Le Journal de Montreal

DEUX INGÉNIEURS ONT DISTRIBUÉ DE GIGANTESQU­ES POTS-DE-VIN

Un ingénieur avoue même avoir remis une ristourne de 500 000 $ à Saint-Jérôme, il y a plusieurs années

- Jean-Louis Fortin À Laval, autant Roger Desbois que Marc Gendron ont avoué avoir collecté les ristournes de 2 % des entreprene­urs, au profit du parti de Gilles Vaillancou­rt. Ils ont aussi indiqué que les firmes de génie payaient une ristourne de 2 %. jean

Deux collecteur­s de fonds de l’exmaire Gilles Vaillancou­rt avouent avoir versé des pots-de-vin non seulement à Laval, mais aussi dans de nombreuses villes de la couronne nord de Montréal.

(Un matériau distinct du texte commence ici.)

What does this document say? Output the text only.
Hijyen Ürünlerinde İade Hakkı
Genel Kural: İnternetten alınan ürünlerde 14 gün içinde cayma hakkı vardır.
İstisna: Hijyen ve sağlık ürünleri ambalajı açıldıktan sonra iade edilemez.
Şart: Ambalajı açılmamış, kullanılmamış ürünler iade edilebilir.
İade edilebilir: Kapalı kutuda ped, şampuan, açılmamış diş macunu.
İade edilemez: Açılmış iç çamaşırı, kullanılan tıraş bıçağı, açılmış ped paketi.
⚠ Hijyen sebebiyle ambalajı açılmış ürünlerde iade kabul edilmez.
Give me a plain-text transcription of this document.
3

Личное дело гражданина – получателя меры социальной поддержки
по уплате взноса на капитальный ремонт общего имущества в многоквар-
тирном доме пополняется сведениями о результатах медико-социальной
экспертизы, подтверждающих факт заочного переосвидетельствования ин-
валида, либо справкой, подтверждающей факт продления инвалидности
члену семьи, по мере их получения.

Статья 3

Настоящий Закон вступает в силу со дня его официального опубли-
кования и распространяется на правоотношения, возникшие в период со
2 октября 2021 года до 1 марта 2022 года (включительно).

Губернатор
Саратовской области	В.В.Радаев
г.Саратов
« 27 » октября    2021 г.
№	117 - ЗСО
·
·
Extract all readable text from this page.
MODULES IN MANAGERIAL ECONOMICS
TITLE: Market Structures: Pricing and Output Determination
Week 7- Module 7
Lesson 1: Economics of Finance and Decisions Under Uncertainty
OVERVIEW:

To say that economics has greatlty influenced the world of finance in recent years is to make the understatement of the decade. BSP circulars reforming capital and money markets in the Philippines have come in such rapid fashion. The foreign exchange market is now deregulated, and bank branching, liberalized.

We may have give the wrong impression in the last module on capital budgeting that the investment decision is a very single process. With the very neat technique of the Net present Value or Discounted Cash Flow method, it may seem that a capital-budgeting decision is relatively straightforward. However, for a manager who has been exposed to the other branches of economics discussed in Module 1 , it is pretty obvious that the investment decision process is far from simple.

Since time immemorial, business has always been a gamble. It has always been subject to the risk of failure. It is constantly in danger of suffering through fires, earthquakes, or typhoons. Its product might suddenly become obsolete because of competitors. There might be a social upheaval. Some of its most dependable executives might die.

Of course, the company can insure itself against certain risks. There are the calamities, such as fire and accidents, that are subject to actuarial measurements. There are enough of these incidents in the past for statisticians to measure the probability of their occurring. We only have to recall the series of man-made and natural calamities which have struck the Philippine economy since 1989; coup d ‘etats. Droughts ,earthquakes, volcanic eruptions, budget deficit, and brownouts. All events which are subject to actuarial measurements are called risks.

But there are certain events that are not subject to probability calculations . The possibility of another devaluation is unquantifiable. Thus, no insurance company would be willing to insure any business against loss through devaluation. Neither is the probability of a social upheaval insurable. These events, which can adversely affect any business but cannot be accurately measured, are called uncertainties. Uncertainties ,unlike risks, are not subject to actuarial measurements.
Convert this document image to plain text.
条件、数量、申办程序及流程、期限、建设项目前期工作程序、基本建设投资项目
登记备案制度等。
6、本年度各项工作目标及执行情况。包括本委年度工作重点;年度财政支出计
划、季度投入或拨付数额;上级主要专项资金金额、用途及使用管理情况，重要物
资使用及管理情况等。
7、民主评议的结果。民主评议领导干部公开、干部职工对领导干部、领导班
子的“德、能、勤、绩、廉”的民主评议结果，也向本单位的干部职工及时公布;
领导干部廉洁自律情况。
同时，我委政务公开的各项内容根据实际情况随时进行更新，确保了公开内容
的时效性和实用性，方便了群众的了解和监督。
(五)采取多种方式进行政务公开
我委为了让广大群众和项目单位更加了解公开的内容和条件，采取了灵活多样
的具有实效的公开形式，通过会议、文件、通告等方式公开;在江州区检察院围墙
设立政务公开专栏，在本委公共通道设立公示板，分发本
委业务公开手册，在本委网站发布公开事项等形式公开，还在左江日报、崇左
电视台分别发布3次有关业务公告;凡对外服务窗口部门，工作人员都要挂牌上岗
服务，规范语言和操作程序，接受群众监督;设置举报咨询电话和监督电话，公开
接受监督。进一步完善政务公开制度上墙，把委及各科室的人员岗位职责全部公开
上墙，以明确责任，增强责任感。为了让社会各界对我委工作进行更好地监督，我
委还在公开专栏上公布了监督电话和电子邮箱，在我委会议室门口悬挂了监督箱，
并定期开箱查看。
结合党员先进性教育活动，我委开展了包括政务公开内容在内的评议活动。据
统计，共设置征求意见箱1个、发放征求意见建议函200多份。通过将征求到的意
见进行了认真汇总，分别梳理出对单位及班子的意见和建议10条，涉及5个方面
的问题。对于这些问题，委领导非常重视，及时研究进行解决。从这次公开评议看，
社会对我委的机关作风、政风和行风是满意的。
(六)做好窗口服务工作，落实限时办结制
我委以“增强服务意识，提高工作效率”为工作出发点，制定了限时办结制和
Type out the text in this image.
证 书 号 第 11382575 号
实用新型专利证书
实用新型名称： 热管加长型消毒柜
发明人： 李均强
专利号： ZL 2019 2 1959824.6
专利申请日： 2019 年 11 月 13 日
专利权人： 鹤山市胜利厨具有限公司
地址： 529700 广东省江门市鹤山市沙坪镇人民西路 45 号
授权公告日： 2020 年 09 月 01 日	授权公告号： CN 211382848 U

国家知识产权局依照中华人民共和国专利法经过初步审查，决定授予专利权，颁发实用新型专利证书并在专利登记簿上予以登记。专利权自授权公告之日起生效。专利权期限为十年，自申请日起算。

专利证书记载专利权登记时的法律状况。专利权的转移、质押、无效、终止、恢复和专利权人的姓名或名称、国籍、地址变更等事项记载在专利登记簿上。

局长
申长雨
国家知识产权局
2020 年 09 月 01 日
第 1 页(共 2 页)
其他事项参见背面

Un de ces pots-de-vin versés il y a plusieurs années à Saint-Jérôme atteindrai­t même la somme de 500 000 $.

Personne n’avait admis avoir versé une aussi grosse ristourne illégale en argent comptant, depuis l’éclosion de nombreux scandales de corruption dans les 10 dernières années. Ni à la commission Charbonnea­u ni dans les divers procès de politicien­s ou d’entreprene­urs accusés de fraude.

Ce sont deux ex-cadres de la firme de génie-conseil Tecsult, soit Marc Gendron et Roger Desbois, qui ont fait ces révélation­s au cours des dernières semaines dans le cadre du procès de l’entreprene­ur Tony Accurso, à Laval. Accurso est accusé d’avoir été un acteur de premier plan dans l’immense réseau de collusion qu’aurait dirigé Vaillancou­rt.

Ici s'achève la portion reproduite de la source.